# Brag for a Friend-New JH



## hotel4dogs (Sep 29, 2008)

That's awesome!!! (and he's handsome!)


----------



## Tahnee GR (Aug 26, 2006)

hotel4dogs said:


> That's awesome!!! (and he's handsome!)


Thanks, Barb-I really do like the boy  And it didn't hurt that they had nice weather for their tests, unlike your experience!


----------



## GoldenSail (Dec 30, 2008)

He's so handsome! Congrats to her!


----------



## Ljilly28 (Jan 22, 2008)

What a beautiful puppy! Congratulations to all- a JH is a true accomplishment.


----------



## Tahnee GR (Aug 26, 2006)

Thanks, Jill!
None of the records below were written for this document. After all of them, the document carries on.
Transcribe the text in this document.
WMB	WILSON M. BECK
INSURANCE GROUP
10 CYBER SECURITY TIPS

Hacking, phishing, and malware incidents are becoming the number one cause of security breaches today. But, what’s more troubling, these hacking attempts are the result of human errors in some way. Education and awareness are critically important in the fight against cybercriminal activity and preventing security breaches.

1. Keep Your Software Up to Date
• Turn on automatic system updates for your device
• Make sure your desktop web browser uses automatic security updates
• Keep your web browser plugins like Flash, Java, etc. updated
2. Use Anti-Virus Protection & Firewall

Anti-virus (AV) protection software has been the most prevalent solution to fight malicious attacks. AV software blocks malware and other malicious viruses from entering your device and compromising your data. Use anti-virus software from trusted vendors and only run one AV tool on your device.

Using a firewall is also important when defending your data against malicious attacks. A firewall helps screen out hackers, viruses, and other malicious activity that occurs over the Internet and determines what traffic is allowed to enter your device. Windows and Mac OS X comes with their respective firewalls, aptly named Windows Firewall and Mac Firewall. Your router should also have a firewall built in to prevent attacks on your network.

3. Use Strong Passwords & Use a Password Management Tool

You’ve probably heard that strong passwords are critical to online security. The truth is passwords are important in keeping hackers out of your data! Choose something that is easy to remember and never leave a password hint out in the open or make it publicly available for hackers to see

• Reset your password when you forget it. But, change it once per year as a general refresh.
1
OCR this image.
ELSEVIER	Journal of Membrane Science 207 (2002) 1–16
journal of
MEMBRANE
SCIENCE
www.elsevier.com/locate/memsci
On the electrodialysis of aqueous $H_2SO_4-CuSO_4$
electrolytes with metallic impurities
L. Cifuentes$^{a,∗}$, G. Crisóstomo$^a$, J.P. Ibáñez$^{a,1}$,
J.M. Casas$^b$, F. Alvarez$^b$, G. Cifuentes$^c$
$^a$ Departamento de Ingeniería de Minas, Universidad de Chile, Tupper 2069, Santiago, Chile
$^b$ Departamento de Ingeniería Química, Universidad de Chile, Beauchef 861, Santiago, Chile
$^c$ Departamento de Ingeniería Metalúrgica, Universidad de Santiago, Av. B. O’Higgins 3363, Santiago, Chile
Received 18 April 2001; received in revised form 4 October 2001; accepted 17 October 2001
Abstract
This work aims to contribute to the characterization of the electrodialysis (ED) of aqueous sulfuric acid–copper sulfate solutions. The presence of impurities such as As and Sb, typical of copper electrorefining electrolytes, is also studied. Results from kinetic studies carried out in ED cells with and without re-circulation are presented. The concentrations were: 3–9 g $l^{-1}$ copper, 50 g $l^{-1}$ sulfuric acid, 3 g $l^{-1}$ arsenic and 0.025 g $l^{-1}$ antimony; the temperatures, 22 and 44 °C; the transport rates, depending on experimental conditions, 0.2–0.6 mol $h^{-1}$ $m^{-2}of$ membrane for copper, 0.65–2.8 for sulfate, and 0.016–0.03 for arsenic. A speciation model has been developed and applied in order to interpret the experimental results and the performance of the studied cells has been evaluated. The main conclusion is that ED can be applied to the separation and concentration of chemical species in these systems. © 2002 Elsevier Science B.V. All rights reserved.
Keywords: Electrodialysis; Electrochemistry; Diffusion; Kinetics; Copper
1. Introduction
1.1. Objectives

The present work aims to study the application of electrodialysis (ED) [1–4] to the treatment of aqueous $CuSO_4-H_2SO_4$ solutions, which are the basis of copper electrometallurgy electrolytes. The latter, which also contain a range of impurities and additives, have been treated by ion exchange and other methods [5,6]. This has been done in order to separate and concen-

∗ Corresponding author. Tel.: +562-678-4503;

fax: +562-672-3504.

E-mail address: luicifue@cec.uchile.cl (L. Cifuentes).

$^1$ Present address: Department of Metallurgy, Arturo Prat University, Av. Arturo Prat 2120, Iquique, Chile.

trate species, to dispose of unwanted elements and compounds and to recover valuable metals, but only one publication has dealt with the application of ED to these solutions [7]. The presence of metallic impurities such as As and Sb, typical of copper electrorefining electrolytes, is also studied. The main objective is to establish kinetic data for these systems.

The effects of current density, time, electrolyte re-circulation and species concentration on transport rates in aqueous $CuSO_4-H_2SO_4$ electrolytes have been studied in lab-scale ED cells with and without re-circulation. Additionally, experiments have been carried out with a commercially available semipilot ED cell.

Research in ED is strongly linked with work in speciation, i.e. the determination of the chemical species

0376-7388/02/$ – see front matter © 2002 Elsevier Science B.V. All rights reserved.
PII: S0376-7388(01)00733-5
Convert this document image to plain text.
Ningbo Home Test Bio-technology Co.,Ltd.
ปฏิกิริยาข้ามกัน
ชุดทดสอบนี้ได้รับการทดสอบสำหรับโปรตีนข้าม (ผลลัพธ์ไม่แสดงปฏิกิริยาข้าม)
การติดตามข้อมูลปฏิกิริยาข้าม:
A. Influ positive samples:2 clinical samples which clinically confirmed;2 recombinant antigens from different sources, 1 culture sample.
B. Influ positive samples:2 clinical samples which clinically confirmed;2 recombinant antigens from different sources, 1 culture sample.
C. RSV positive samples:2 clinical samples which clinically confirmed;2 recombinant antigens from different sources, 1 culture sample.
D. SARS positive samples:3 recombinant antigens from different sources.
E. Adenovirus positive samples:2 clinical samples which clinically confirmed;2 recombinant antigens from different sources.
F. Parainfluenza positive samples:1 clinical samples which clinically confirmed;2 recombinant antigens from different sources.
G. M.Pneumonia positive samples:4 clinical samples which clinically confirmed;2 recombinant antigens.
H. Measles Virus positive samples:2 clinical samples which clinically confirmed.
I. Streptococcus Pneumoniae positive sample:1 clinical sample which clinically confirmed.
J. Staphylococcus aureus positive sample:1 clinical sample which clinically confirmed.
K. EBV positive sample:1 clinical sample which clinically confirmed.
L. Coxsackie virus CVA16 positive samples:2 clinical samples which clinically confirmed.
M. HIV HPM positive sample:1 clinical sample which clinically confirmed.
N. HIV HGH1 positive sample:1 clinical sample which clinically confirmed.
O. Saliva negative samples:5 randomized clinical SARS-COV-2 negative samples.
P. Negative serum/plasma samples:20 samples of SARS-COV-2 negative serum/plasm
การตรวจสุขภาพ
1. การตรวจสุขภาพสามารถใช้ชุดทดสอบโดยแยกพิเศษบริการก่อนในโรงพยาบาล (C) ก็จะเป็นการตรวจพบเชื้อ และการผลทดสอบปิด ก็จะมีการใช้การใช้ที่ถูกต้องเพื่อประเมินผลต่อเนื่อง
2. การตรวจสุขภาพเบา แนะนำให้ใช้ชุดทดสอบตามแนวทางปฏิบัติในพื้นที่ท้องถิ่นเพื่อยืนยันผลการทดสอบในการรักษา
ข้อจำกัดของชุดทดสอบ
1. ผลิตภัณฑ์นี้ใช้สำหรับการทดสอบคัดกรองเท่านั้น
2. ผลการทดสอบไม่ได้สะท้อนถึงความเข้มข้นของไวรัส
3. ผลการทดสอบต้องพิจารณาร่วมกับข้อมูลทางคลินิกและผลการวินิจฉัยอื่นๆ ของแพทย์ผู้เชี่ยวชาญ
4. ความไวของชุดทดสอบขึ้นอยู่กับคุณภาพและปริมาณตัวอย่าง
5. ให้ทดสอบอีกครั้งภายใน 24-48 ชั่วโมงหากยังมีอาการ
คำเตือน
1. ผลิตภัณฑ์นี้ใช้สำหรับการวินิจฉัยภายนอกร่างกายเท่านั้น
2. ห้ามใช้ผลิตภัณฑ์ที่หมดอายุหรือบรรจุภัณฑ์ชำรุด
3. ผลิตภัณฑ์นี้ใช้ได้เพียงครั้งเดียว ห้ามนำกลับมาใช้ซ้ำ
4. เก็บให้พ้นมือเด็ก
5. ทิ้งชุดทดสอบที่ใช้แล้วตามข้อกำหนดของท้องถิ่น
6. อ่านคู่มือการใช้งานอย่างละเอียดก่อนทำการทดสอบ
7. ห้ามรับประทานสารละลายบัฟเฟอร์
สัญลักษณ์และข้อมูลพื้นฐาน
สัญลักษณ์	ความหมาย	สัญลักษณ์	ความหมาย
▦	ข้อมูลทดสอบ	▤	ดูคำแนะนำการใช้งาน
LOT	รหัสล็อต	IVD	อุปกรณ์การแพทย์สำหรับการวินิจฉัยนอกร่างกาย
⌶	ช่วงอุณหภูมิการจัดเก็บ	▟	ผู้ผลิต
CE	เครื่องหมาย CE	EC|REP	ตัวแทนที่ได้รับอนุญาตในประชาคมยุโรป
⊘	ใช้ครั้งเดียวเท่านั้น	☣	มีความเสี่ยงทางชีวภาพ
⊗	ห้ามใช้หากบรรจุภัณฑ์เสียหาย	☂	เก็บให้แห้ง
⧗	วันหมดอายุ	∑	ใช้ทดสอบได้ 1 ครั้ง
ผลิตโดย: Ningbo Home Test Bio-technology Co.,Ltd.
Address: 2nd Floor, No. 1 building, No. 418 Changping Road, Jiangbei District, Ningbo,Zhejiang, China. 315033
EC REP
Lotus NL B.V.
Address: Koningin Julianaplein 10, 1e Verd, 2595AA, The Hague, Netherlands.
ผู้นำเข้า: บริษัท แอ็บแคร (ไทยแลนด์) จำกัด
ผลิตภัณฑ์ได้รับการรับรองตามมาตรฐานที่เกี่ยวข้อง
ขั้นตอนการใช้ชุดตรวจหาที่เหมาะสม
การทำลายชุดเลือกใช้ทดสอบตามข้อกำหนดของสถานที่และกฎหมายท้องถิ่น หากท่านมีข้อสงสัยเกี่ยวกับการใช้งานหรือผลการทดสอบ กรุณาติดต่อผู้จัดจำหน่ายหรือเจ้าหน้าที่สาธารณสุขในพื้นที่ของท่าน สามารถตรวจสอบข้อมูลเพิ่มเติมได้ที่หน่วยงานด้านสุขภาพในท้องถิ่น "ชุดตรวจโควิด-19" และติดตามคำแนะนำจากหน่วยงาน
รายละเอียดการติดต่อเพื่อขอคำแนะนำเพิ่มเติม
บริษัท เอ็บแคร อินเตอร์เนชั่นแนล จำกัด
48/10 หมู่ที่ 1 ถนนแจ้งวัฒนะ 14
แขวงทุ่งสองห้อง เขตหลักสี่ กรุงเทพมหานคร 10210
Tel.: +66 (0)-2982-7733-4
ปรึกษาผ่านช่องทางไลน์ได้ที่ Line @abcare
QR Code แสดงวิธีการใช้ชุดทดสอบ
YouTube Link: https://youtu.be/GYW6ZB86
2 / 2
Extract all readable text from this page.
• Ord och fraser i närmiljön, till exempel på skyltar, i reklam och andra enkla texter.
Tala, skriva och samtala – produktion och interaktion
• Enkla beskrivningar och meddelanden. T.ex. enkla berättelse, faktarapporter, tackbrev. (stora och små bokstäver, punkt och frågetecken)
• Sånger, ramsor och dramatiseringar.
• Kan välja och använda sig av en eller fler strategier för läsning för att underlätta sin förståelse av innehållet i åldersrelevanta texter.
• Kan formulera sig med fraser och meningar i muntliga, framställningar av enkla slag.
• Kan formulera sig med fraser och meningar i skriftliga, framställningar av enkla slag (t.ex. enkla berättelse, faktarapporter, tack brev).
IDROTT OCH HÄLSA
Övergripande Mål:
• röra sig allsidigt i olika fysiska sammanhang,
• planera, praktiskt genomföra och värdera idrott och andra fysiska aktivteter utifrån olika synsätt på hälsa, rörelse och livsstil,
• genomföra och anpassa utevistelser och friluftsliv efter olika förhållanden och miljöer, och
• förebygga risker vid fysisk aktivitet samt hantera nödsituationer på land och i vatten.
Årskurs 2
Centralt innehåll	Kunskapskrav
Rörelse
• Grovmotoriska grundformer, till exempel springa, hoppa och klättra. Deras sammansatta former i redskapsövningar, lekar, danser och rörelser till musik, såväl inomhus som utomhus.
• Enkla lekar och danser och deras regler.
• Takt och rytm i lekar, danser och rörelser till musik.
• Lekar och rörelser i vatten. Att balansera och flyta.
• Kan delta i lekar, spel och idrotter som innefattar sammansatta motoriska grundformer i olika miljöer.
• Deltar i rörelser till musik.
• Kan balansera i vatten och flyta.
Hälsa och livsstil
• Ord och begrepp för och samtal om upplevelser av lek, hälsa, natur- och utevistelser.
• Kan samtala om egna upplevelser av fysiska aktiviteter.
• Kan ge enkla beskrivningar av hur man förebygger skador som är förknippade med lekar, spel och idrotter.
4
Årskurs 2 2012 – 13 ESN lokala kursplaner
Diane is so happy with this boy  I am waiting to hear how he did this weekend-he was entered in a WC test. It was supposed to be practice for his JH-who knew he would earn his JH so quickly!


----------



## MillysMom (Nov 5, 2008)

What a handsome boy. That's fantastic! I'm sure she is very proud of him.


----------



## HiTideGoldens (Dec 29, 2009)

That's awesome!!!! Jack has a Quailwood daddy too (Ch Quailwood Mountain Odessey), so that's very exciting "family" news!!! Guess is gorgeous! Love the AKC name for Oliver, also! Super cute


----------



## sterregold (Dec 9, 2009)

Good job! Nice to see them git'er done!


----------